Dr Kate Bradley from SSPSSR comments on calls by a Lords select committee to scrap certain benefits for pensioners.

‘The House of Lords’ Select Committee on Intergeneration Fairness and Provision has today called for pensioner benefits – TV licences for the over-75s, free bus passes, and the winter fuel payment – to be scrapped, as today’s pensioners are better off than many working-age people.

‘In a context in which young people are grappling with tuition fees, rising rents, and struggling to get on to the property ladder, these payments to the so-called ‘boomer’ generation seem excessively generous to a generation that has benefited from the welfare state.
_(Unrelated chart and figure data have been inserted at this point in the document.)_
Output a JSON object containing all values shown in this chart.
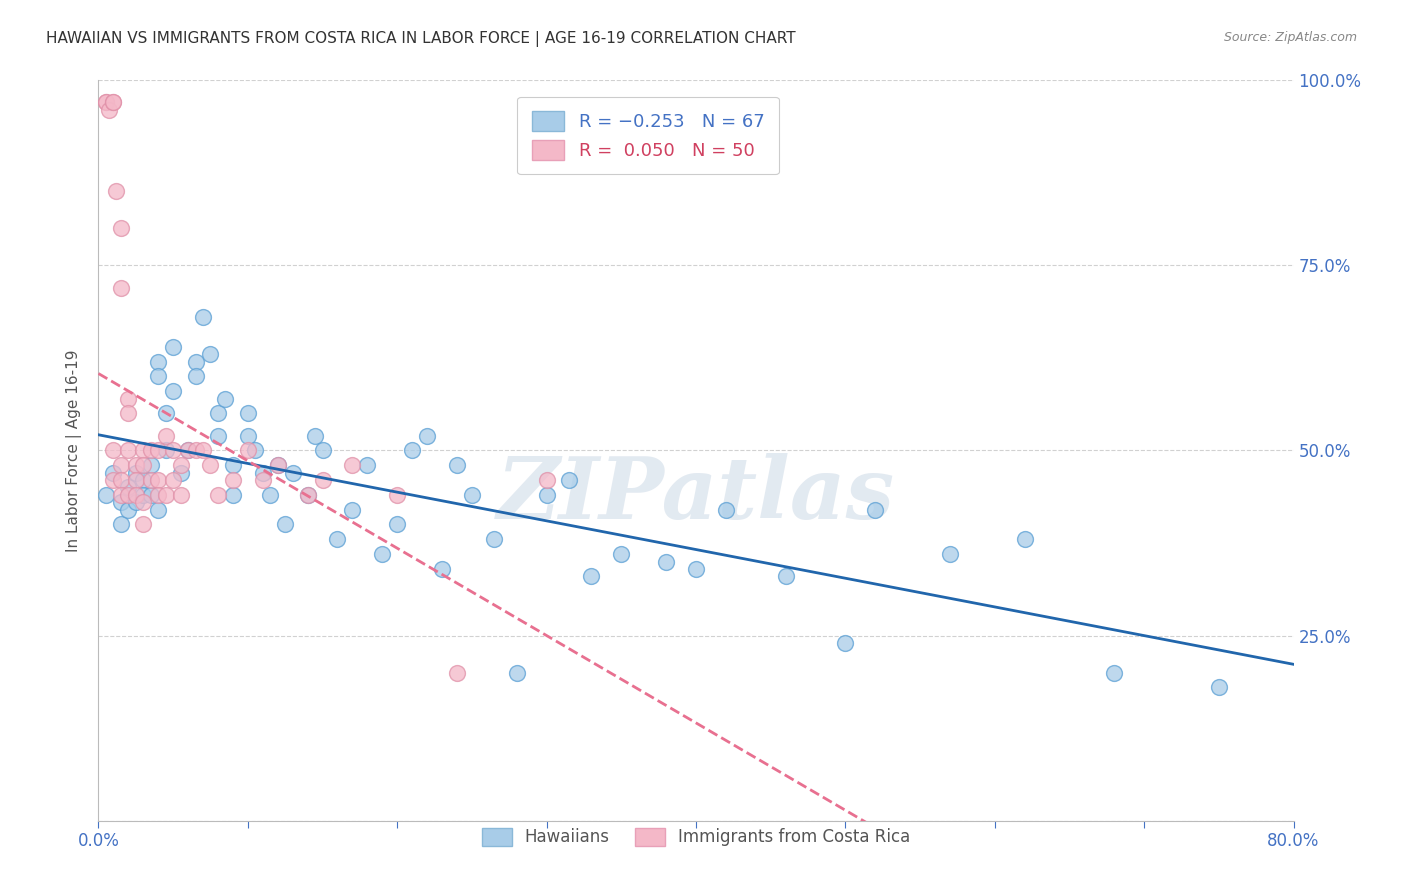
{
  "title": "HAWAIIAN VS IMMIGRANTS FROM COSTA RICA IN LABOR FORCE | AGE 16-19 CORRELATION CHART",
  "source": "Source: ZipAtlas.com",
  "ylabel": "In Labor Force | Age 16-19",
  "x_min": 0.0,
  "x_max": 0.8,
  "y_min": 0.0,
  "y_max": 1.0,
  "hawaiians_R": -0.253,
  "hawaiians_N": 67,
  "costa_rica_R": 0.05,
  "costa_rica_N": 50,
  "watermark": "ZIPatlas",
  "blue_color": "#a8cce8",
  "pink_color": "#f4b8c8",
  "blue_line_color": "#2166ac",
  "pink_line_color": "#e87090",
  "hawaiians_x": [
    0.005,
    0.01,
    0.015,
    0.015,
    0.02,
    0.02,
    0.025,
    0.025,
    0.03,
    0.03,
    0.035,
    0.035,
    0.04,
    0.04,
    0.04,
    0.045,
    0.045,
    0.05,
    0.05,
    0.055,
    0.06,
    0.065,
    0.065,
    0.07,
    0.075,
    0.08,
    0.08,
    0.085,
    0.09,
    0.09,
    0.1,
    0.1,
    0.105,
    0.11,
    0.115,
    0.12,
    0.125,
    0.13,
    0.14,
    0.145,
    0.15,
    0.16,
    0.17,
    0.18,
    0.19,
    0.2,
    0.21,
    0.22,
    0.23,
    0.24,
    0.25,
    0.265,
    0.28,
    0.3,
    0.315,
    0.33,
    0.35,
    0.38,
    0.4,
    0.42,
    0.46,
    0.5,
    0.52,
    0.57,
    0.62,
    0.68,
    0.75
  ],
  "hawaiians_y": [
    0.44,
    0.47,
    0.43,
    0.4,
    0.45,
    0.42,
    0.47,
    0.43,
    0.46,
    0.44,
    0.48,
    0.44,
    0.62,
    0.6,
    0.42,
    0.55,
    0.5,
    0.64,
    0.58,
    0.47,
    0.5,
    0.62,
    0.6,
    0.68,
    0.63,
    0.55,
    0.52,
    0.57,
    0.48,
    0.44,
    0.55,
    0.52,
    0.5,
    0.47,
    0.44,
    0.48,
    0.4,
    0.47,
    0.44,
    0.52,
    0.5,
    0.38,
    0.42,
    0.48,
    0.36,
    0.4,
    0.5,
    0.52,
    0.34,
    0.48,
    0.44,
    0.38,
    0.2,
    0.44,
    0.46,
    0.33,
    0.36,
    0.35,
    0.34,
    0.42,
    0.33,
    0.24,
    0.42,
    0.36,
    0.38,
    0.2,
    0.18
  ],
  "costa_rica_x": [
    0.005,
    0.005,
    0.007,
    0.01,
    0.01,
    0.01,
    0.01,
    0.012,
    0.015,
    0.015,
    0.015,
    0.015,
    0.015,
    0.02,
    0.02,
    0.02,
    0.02,
    0.025,
    0.025,
    0.025,
    0.03,
    0.03,
    0.03,
    0.03,
    0.035,
    0.035,
    0.04,
    0.04,
    0.04,
    0.045,
    0.045,
    0.05,
    0.05,
    0.055,
    0.055,
    0.06,
    0.065,
    0.07,
    0.075,
    0.08,
    0.09,
    0.1,
    0.11,
    0.12,
    0.14,
    0.15,
    0.17,
    0.2,
    0.24,
    0.3
  ],
  "costa_rica_y": [
    0.97,
    0.97,
    0.96,
    0.97,
    0.97,
    0.5,
    0.46,
    0.85,
    0.8,
    0.72,
    0.48,
    0.46,
    0.44,
    0.57,
    0.55,
    0.5,
    0.44,
    0.48,
    0.46,
    0.44,
    0.5,
    0.48,
    0.43,
    0.4,
    0.5,
    0.46,
    0.5,
    0.46,
    0.44,
    0.52,
    0.44,
    0.5,
    0.46,
    0.48,
    0.44,
    0.5,
    0.5,
    0.5,
    0.48,
    0.44,
    0.46,
    0.5,
    0.46,
    0.48,
    0.44,
    0.46,
    0.48,
    0.44,
    0.2,
    0.46
  ]
}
However, combatting poverty in older age is a long-standing problem.  Before David Lloyd George’s Old Age Pension Act 1908 introduced a non-contributory means-tested pensions, people needed to have had the means to put by savings for their old age, or to have family members who might be able to look after them.  If not, the harsh reality of the workhouse beckoned. Since 1908, pensions have formed the cornerstone of looking after people after they have ceased to work, but remain far from perfect. Successive governments in the twentieth and twenty-first centuries have grappled with how to balance a decent standard of living to pensioners with the cost of this to the public purse.
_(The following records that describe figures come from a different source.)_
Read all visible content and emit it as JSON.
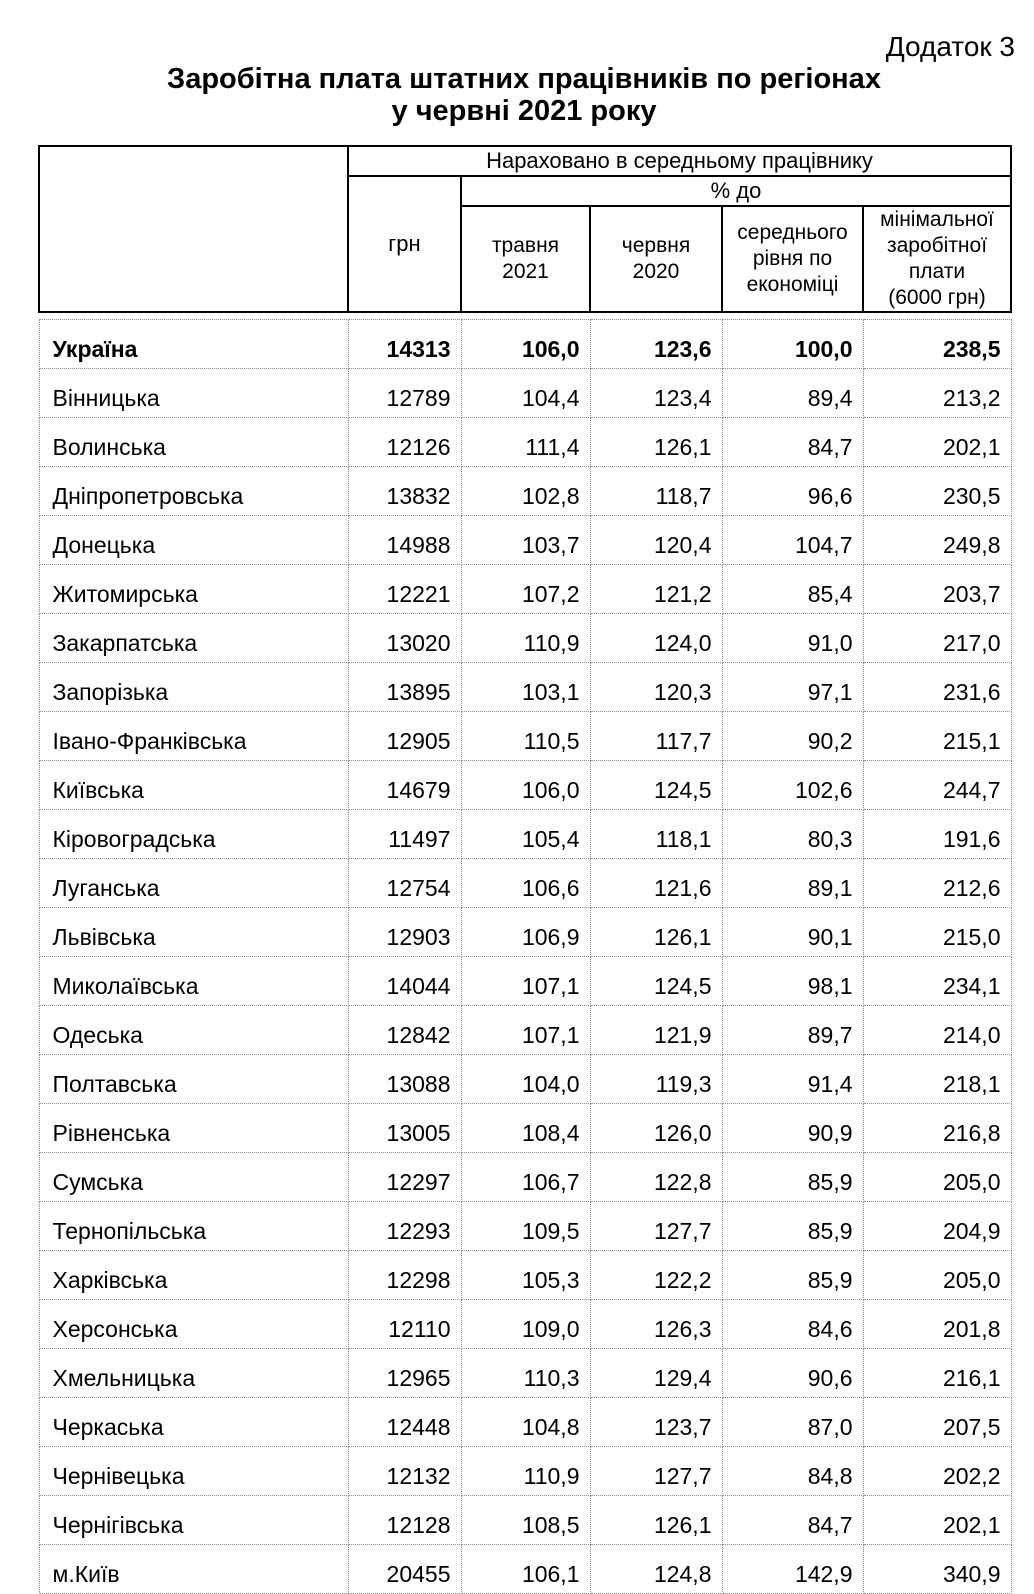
{
  "page": {
    "appendix_label": "Додаток 3",
    "title_line1": "Заробітна плата штатних працівників по регіонах",
    "title_line2": "у червні 2021 року"
  },
  "table": {
    "headers": {
      "accrued_group": "Нараховано в середньому працівнику",
      "uah": "грн",
      "percent_group": "% до",
      "col_may_2021": "травня\n2021",
      "col_june_2020": "червня\n2020",
      "col_avg_economy": "середнього\nрівня по\nекономіці",
      "col_min_wage": "мінімальної\nзаробітної\nплати\n(6000 грн)"
    },
    "rows": [
      {
        "region": "Україна",
        "uah": "14313",
        "to_may_2021": "106,0",
        "to_june_2020": "123,6",
        "to_avg_economy": "100,0",
        "to_min_wage": "238,5",
        "bold": true
      },
      {
        "region": "Вінницька",
        "uah": "12789",
        "to_may_2021": "104,4",
        "to_june_2020": "123,4",
        "to_avg_economy": "89,4",
        "to_min_wage": "213,2",
        "bold": false
      },
      {
        "region": "Волинська",
        "uah": "12126",
        "to_may_2021": "111,4",
        "to_june_2020": "126,1",
        "to_avg_economy": "84,7",
        "to_min_wage": "202,1",
        "bold": false
      },
      {
        "region": "Дніпропетровська",
        "uah": "13832",
        "to_may_2021": "102,8",
        "to_june_2020": "118,7",
        "to_avg_economy": "96,6",
        "to_min_wage": "230,5",
        "bold": false
      },
      {
        "region": "Донецька",
        "uah": "14988",
        "to_may_2021": "103,7",
        "to_june_2020": "120,4",
        "to_avg_economy": "104,7",
        "to_min_wage": "249,8",
        "bold": false
      },
      {
        "region": "Житомирська",
        "uah": "12221",
        "to_may_2021": "107,2",
        "to_june_2020": "121,2",
        "to_avg_economy": "85,4",
        "to_min_wage": "203,7",
        "bold": false
      },
      {
        "region": "Закарпатська",
        "uah": "13020",
        "to_may_2021": "110,9",
        "to_june_2020": "124,0",
        "to_avg_economy": "91,0",
        "to_min_wage": "217,0",
        "bold": false
      },
      {
        "region": "Запорізька",
        "uah": "13895",
        "to_may_2021": "103,1",
        "to_june_2020": "120,3",
        "to_avg_economy": "97,1",
        "to_min_wage": "231,6",
        "bold": false
      },
      {
        "region": "Івано-Франківська",
        "uah": "12905",
        "to_may_2021": "110,5",
        "to_june_2020": "117,7",
        "to_avg_economy": "90,2",
        "to_min_wage": "215,1",
        "bold": false
      },
      {
        "region": "Київська",
        "uah": "14679",
        "to_may_2021": "106,0",
        "to_june_2020": "124,5",
        "to_avg_economy": "102,6",
        "to_min_wage": "244,7",
        "bold": false
      },
      {
        "region": "Кіровоградська",
        "uah": "11497",
        "to_may_2021": "105,4",
        "to_june_2020": "118,1",
        "to_avg_economy": "80,3",
        "to_min_wage": "191,6",
        "bold": false
      },
      {
        "region": "Луганська",
        "uah": "12754",
        "to_may_2021": "106,6",
        "to_june_2020": "121,6",
        "to_avg_economy": "89,1",
        "to_min_wage": "212,6",
        "bold": false
      },
      {
        "region": "Львівська",
        "uah": "12903",
        "to_may_2021": "106,9",
        "to_june_2020": "126,1",
        "to_avg_economy": "90,1",
        "to_min_wage": "215,0",
        "bold": false
      },
      {
        "region": "Миколаївська",
        "uah": "14044",
        "to_may_2021": "107,1",
        "to_june_2020": "124,5",
        "to_avg_economy": "98,1",
        "to_min_wage": "234,1",
        "bold": false
      },
      {
        "region": "Одеська",
        "uah": "12842",
        "to_may_2021": "107,1",
        "to_june_2020": "121,9",
        "to_avg_economy": "89,7",
        "to_min_wage": "214,0",
        "bold": false
      },
      {
        "region": "Полтавська",
        "uah": "13088",
        "to_may_2021": "104,0",
        "to_june_2020": "119,3",
        "to_avg_economy": "91,4",
        "to_min_wage": "218,1",
        "bold": false
      },
      {
        "region": "Рівненська",
        "uah": "13005",
        "to_may_2021": "108,4",
        "to_june_2020": "126,0",
        "to_avg_economy": "90,9",
        "to_min_wage": "216,8",
        "bold": false
      },
      {
        "region": "Сумська",
        "uah": "12297",
        "to_may_2021": "106,7",
        "to_june_2020": "122,8",
        "to_avg_economy": "85,9",
        "to_min_wage": "205,0",
        "bold": false
      },
      {
        "region": "Тернопільська",
        "uah": "12293",
        "to_may_2021": "109,5",
        "to_june_2020": "127,7",
        "to_avg_economy": "85,9",
        "to_min_wage": "204,9",
        "bold": false
      },
      {
        "region": "Харківська",
        "uah": "12298",
        "to_may_2021": "105,3",
        "to_june_2020": "122,2",
        "to_avg_economy": "85,9",
        "to_min_wage": "205,0",
        "bold": false
      },
      {
        "region": "Херсонська",
        "uah": "12110",
        "to_may_2021": "109,0",
        "to_june_2020": "126,3",
        "to_avg_economy": "84,6",
        "to_min_wage": "201,8",
        "bold": false
      },
      {
        "region": "Хмельницька",
        "uah": "12965",
        "to_may_2021": "110,3",
        "to_june_2020": "129,4",
        "to_avg_economy": "90,6",
        "to_min_wage": "216,1",
        "bold": false
      },
      {
        "region": "Черкаська",
        "uah": "12448",
        "to_may_2021": "104,8",
        "to_june_2020": "123,7",
        "to_avg_economy": "87,0",
        "to_min_wage": "207,5",
        "bold": false
      },
      {
        "region": "Чернівецька",
        "uah": "12132",
        "to_may_2021": "110,9",
        "to_june_2020": "127,7",
        "to_avg_economy": "84,8",
        "to_min_wage": "202,2",
        "bold": false
      },
      {
        "region": "Чернігівська",
        "uah": "12128",
        "to_may_2021": "108,5",
        "to_june_2020": "126,1",
        "to_avg_economy": "84,7",
        "to_min_wage": "202,1",
        "bold": false
      },
      {
        "region": "м.Київ",
        "uah": "20455",
        "to_may_2021": "106,1",
        "to_june_2020": "124,8",
        "to_avg_economy": "142,9",
        "to_min_wage": "340,9",
        "bold": false
      }
    ]
  }
}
Pensions are by no means a guarantee of a decent standard of living. From the 1940s, Age UK’s predecessor organisations, Age Concern and Help the Aged, campaigned to draw attention not only to issues with meagre pensions, but also to the impact of isolation, loneliness, and keeping up with rising fuel bills. Those on low pensions and with few other social or financial resources to call on can be at particular risk. These are also not necessarily the problems faced by recent retirees, but can beset people as they progress into their eighties and beyond – the ‘oldest old’. As the British population has steadily aged over many decades, so too has the need to tackle the challenges faced by this group.
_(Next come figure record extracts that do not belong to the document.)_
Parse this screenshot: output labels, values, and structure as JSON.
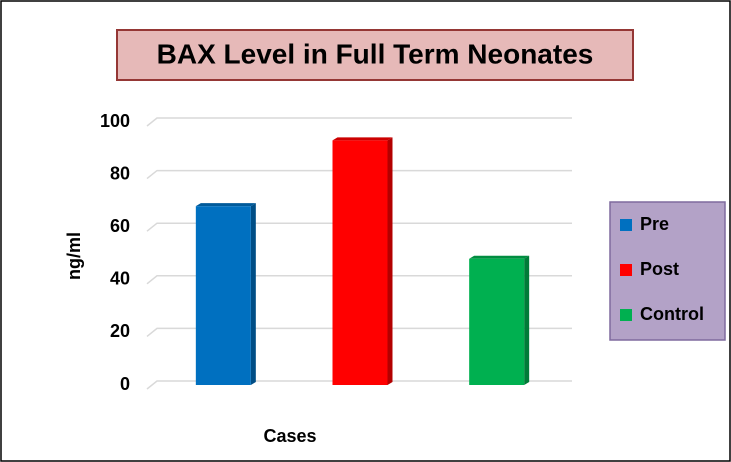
{
  "chart_data": {
    "type": "bar",
    "title": "BAX Level in Full Term Neonates",
    "x_label": "Cases",
    "y_label": "ng/ml",
    "categories": [
      null
    ],
    "series": [
      {
        "name": "Pre",
        "color": "#0070c0",
        "values": [
          68
        ]
      },
      {
        "name": "Post",
        "color": "#ff0000",
        "values": [
          93
        ]
      },
      {
        "name": "Control",
        "color": "#00b050",
        "values": [
          48
        ]
      }
    ],
    "ylim": [
      0,
      100
    ],
    "yticks": [
      0,
      20,
      40,
      60,
      80,
      100
    ],
    "grid": true,
    "legend": "right"
  }
}
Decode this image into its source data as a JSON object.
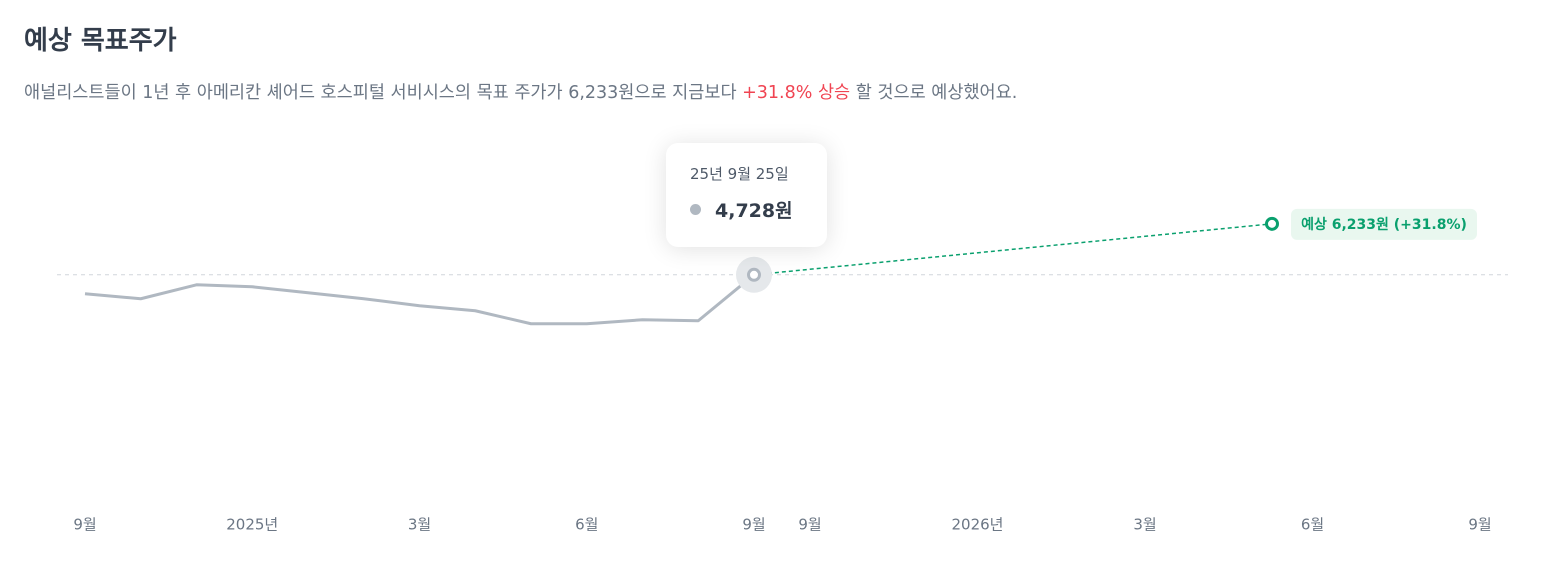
{
  "chart_data": {
    "type": "line",
    "title": "예상 목표주가",
    "subtitle": {
      "before": "애널리스트들이 1년 후 아메리칸 셰어드 호스피털 서비시스의 목표 주가가 6,233원으로 지금보다 ",
      "highlight": "+31.8% 상승",
      "after": " 할 것으로 예상했어요."
    },
    "categories": [
      "9월",
      null,
      null,
      "2025년",
      null,
      null,
      "3월",
      null,
      null,
      "6월",
      null,
      null,
      "9월"
    ],
    "values": [
      4168,
      4020,
      4433,
      4374,
      4197,
      4020,
      3814,
      3666,
      3282,
      3282,
      3400,
      3371,
      4728
    ],
    "color": "#b0b8c1",
    "ylim": [
      1000,
      8000
    ],
    "forecast_categories": [
      "9월",
      "2026년",
      "3월",
      "6월",
      "9월"
    ],
    "target": {
      "value": 6233,
      "label": "예상 6,233원 (+31.8%)",
      "color": "#0aa06e"
    },
    "tooltip": {
      "date": "25년 9월 25일",
      "value_label": "4,728원"
    }
  }
}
‘Following years of campaigning, these pensioner benefits were introduced by the 1997 Labour government, through the Transport Act 2000 and the Communication Act 2003.  These benefits are a major undertaking on the public purse. However, on a human level, these benefits offer a lot of good, from keeping someone engaged and entertained during a long day at home, or giving them the chance to get out without being reliant on family, or driving a car when they are not fit to do so.  Age UK’s own research[1] finds that the winter fuel payment prevents on average 12,000 deaths a year, and reduces strain on the NHS and social care services.

‘Cutting these benefits might seem like a quick and easy route to evening up the balance between the ‘boomers’ and ‘millennials’.  Yet it will be a retrograde step in dealing with the problems faced, not by the apparently wealthy boomers, but by some of the most vulnerable members of our society.